10 years after the Public Procurement Act was enacted, compliance with the provisions of the act amongst ministries, departments and agencies of the federal government is still very low, the Chairman, House of Representatives Committee on Procurement, Hon. Oluwole Oke disclosed.

Oke however, noted that many procurement officers in the MDAs are still not familiar with the provisions of the act.

While on the entourage of the committee during its oversight functions to some agencies and government departments in Lagos, during the week, THISDAY observed that some of the agencies visited do not comply with the basic provisions of the act nor show verifiable proofs of procurement planning process that aligns with provisions of the Public Procurement Act 2007.

Oke lamented that in most cases, the Chief Executive Officers of the agencies and parastatals who were by the provisions of section 20, sub section 1, of the Procurement Act are charged with line supervision of procurement activities have relinquished that powers to the procurement desk and the procurement heads who he said were unfamiliar with the provisions of the act.

Oke, who noted that procurement process was a conduit pipe through which government loses money that could have been deployed for developmental projects called the Bureau of Public Enterprises to be more up and doing in deepening awareness and adherence to the constitutionally provided for procurement process in order to plug leakages in government expenditure at the level of the MDAs.

“The rate of compliance with the Public Procurement Act is very low. The various officers manning procurement desk assume that they are familiar, and understand the provisions of the Public Procurement Act, and in most cases the Chief Executive Officers of these agencies and parastatals who are by the provisions of section 20, sub section 1, are charged with line supervision of procurement activities relinquish that powers to the procurement desk and the procurement heads, like I said do not really understand the provisions of the act.

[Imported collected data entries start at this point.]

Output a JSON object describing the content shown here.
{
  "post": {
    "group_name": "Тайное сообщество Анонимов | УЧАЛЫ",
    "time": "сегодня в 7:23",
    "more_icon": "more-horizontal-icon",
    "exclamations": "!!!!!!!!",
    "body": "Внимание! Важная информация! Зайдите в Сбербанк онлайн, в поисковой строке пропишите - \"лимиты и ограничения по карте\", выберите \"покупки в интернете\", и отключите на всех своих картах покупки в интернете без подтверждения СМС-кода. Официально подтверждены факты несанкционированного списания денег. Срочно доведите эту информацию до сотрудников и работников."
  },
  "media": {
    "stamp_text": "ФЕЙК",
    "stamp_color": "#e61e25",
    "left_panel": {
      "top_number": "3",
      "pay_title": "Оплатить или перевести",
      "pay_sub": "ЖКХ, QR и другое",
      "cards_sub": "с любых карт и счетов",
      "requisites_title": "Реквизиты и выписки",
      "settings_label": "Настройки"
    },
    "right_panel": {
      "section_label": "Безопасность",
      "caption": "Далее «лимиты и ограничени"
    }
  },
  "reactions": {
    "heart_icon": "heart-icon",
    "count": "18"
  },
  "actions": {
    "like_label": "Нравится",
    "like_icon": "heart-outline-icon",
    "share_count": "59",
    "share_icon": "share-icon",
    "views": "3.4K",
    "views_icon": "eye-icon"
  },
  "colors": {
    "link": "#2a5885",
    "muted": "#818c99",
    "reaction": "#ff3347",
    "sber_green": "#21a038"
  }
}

“That is what we have seen generally. So this oversight function, we are using it to sensitise, educate, advocate and encourage MDAs to appreciate and abide by the provisions of the act otherwise they will find themselves in prison. When I say not familiar, they assume they know. Like in the Nigerian educational system, when people go to the university to run a course, all they after is to pass the examinations but having deep knowledge and being able to put same into practice is not always the case.”